Кременцов сразу понял, кто перед ним. Высокий, светловолосый молодой человек, отдаленно напоминавший какого-то актера, не мог быть никем иным, кроме как мужем Киры. Он был слишком нездешний. Кременцов прежде не задумывался, как может выглядеть муж Киры, в его представлении это был скорее не человек, а некая абстрактная субстанция, но, увидев его, вмиг узнал. А узнав, расстроился. Молодой человек был мало того что красив, но еще как-то по-особому аристократичен.
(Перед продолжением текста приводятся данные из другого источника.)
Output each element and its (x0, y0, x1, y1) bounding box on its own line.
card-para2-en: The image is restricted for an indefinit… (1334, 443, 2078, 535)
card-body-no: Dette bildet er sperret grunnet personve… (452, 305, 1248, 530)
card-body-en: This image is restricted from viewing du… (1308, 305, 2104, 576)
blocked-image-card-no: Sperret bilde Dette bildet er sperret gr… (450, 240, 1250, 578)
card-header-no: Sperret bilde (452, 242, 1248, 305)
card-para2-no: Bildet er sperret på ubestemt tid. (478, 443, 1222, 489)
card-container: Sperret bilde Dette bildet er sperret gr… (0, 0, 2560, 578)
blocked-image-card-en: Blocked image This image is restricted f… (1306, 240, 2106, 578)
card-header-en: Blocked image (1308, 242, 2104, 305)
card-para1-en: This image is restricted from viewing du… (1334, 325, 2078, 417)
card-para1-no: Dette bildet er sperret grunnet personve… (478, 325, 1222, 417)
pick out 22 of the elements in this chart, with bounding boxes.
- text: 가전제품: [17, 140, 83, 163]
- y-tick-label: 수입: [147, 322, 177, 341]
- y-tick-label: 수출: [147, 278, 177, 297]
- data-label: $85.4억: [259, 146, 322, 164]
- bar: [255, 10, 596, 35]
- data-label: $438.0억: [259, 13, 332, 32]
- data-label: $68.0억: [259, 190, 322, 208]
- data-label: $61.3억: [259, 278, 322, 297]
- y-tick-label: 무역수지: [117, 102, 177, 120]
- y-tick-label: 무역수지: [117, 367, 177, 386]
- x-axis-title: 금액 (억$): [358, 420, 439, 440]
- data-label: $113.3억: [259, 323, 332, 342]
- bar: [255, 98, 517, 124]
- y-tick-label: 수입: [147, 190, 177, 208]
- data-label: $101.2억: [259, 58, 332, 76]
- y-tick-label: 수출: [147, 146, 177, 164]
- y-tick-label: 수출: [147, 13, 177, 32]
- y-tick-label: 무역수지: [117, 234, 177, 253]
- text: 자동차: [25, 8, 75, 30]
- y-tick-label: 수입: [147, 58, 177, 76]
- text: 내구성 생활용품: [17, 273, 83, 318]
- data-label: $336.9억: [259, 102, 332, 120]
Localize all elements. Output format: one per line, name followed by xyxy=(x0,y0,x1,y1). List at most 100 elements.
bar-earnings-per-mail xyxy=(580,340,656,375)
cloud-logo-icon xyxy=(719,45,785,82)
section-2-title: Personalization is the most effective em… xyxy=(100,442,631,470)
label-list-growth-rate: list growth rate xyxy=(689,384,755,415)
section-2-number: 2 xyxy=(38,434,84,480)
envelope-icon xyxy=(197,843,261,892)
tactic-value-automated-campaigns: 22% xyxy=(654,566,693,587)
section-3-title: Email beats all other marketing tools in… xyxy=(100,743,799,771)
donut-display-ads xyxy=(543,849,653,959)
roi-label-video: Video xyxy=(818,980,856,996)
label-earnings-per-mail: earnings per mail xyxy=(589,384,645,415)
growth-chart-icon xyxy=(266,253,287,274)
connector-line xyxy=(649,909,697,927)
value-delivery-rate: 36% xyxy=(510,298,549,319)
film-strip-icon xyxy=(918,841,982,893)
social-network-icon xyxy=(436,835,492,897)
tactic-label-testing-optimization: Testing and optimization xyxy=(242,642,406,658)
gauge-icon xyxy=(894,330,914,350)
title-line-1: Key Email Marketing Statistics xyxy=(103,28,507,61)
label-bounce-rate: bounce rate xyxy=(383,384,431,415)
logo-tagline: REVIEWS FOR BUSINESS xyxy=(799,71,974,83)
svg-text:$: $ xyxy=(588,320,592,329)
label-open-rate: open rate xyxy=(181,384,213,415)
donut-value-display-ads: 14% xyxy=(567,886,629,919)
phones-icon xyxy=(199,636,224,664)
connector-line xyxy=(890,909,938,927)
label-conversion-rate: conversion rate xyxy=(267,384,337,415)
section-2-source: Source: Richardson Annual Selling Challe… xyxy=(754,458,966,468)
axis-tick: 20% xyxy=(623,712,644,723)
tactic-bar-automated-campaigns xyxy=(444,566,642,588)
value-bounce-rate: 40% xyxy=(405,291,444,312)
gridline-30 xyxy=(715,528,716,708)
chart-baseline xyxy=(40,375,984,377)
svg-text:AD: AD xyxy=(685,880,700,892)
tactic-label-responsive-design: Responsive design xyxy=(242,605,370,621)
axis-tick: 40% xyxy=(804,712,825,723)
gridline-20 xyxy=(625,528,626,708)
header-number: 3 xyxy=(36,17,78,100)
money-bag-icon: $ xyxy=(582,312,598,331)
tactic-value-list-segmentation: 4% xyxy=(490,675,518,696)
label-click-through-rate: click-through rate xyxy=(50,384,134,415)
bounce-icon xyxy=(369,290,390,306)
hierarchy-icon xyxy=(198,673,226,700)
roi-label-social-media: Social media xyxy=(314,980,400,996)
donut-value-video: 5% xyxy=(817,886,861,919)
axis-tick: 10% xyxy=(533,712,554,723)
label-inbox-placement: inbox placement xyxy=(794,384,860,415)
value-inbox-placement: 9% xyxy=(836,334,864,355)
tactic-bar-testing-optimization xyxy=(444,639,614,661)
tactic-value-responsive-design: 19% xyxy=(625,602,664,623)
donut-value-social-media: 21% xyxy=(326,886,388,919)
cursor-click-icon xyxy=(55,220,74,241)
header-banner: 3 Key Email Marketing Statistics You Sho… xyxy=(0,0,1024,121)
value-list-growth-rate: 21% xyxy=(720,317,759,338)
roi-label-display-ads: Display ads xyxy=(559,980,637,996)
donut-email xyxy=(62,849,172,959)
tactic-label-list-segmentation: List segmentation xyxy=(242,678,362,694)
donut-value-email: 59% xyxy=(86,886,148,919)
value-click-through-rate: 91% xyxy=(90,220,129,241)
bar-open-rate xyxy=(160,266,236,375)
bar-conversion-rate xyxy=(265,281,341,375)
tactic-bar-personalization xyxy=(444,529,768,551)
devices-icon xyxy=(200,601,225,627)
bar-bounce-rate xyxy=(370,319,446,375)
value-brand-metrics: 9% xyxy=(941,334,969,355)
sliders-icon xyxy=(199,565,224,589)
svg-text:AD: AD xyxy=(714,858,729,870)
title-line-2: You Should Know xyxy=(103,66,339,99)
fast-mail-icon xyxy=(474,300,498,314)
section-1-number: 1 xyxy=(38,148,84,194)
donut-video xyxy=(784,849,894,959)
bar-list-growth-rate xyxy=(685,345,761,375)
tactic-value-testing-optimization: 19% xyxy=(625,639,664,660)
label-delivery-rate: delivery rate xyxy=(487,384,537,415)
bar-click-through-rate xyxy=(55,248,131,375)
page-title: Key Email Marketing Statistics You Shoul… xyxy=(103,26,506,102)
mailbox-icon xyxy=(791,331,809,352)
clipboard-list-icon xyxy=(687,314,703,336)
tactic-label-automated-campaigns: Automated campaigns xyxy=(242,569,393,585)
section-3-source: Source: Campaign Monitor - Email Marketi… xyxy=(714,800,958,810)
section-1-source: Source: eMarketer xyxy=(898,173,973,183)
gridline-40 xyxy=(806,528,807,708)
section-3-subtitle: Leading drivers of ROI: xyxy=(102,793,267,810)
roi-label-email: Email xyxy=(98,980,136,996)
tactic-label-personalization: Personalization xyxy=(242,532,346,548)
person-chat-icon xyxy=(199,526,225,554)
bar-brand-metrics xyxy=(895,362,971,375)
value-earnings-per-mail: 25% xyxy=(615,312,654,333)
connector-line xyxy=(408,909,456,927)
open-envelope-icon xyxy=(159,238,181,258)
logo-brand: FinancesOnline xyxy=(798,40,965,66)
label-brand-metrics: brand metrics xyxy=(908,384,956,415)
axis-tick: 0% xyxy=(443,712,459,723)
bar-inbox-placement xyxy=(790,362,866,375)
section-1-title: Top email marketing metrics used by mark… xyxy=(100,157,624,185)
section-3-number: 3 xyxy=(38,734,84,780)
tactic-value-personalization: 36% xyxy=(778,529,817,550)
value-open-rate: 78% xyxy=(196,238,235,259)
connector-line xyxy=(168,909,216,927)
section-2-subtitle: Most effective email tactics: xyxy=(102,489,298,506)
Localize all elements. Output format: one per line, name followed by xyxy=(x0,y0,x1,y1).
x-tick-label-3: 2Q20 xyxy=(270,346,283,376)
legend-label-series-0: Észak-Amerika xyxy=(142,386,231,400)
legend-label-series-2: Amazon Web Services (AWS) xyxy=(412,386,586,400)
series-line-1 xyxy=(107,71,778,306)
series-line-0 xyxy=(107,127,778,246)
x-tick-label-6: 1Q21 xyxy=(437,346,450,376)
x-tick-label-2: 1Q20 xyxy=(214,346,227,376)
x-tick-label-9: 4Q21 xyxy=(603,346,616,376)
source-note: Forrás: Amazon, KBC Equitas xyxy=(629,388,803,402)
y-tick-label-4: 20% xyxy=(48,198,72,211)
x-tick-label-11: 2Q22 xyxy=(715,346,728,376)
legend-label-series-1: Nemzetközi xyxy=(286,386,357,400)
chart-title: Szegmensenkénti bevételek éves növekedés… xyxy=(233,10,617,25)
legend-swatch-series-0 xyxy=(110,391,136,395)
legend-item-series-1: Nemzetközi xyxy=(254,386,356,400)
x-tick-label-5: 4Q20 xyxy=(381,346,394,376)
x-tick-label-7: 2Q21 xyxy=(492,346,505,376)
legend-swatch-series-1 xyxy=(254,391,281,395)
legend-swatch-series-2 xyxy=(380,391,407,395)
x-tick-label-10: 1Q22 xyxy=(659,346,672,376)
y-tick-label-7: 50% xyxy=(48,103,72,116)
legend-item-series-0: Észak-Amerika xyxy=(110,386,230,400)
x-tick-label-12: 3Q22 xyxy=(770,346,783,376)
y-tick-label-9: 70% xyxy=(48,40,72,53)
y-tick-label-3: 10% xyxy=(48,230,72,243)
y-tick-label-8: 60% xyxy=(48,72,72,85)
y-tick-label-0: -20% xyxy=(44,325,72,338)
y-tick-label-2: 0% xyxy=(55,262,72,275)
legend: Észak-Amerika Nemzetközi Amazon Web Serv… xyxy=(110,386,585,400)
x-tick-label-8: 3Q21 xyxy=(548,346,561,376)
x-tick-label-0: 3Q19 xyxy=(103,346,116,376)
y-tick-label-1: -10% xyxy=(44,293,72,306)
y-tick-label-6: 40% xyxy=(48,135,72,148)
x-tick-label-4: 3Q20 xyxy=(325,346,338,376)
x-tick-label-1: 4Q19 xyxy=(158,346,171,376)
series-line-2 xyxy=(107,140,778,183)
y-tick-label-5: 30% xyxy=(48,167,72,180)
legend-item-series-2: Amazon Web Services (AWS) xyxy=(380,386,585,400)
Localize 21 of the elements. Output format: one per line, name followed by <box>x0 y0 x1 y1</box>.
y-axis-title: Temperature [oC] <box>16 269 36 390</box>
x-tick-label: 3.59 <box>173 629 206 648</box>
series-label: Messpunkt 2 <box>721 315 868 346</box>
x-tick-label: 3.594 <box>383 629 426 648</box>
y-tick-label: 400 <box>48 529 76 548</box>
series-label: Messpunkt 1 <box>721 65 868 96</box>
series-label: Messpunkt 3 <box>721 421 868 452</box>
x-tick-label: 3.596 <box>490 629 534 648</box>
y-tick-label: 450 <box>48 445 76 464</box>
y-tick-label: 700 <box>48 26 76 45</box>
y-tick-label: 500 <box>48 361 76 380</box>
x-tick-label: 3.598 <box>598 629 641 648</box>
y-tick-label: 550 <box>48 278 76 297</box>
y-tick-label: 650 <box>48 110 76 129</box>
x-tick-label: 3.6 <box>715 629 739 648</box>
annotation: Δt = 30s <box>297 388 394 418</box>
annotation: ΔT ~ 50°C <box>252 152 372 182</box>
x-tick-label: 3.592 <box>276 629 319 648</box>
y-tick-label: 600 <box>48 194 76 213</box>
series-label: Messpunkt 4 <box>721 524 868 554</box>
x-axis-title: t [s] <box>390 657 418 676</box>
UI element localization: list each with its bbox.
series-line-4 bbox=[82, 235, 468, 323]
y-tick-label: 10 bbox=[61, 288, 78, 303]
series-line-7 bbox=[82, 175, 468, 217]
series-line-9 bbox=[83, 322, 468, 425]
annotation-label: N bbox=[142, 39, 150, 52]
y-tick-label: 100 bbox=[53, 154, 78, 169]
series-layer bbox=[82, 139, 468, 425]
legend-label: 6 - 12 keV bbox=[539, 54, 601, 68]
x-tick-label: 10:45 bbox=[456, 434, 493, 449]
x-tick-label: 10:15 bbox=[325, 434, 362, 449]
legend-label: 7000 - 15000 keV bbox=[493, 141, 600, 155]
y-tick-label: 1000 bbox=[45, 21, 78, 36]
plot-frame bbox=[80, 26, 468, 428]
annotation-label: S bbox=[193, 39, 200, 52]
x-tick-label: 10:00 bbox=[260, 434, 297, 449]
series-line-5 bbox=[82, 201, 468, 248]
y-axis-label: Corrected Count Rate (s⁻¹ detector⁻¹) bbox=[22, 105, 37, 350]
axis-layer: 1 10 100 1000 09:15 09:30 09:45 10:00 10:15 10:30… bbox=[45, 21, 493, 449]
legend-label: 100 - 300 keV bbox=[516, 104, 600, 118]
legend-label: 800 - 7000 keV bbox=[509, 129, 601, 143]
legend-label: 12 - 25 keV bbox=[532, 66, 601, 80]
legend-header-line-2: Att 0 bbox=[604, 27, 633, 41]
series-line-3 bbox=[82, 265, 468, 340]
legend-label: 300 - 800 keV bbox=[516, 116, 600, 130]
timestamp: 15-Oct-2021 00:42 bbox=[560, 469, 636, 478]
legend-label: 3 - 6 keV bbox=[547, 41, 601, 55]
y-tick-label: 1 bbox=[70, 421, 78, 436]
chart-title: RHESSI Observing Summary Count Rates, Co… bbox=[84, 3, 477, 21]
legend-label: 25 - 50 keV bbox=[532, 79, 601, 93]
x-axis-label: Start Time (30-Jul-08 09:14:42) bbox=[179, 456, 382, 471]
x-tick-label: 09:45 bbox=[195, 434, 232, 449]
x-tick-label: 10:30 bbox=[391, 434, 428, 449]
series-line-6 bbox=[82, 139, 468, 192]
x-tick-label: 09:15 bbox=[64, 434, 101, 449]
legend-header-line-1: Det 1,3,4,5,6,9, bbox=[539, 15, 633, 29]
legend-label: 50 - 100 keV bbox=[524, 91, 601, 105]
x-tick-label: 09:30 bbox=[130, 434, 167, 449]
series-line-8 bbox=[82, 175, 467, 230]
Кременцов вернулся в свою квартиру, не успел отдышаться от встречи с Новохатовым, как — на тебе! — явился Викентий, незваный и непрошеный, в самую неподходящую минуту. Впрочем, убедившись, что это не мираж, Кременцов тут же сообразил, зачем прилетел сын. Ну да, конечно. Ему нужно сбыть на каникулы внучку, а Кременцов отказался. Больше того, он разговаривал с сыном, по междугородке третьего дня, как бы будучи не в себе, потому что Кира находилась в соседней комнате. Он даже не помнил, что именно говорил по телефону, но уж, видно, сказал что-то особенное, раз сын здесь. Здесь — и глядит на него с недоумением и упреком. Что ж, тем лучше. Пусть все, что может свалиться на его седую голову, свалится сразу. Авось не раздавит. Да и имеет ли все это хоть какое-то значение, если Кира ждет в больнице, когда он принесет ей обед.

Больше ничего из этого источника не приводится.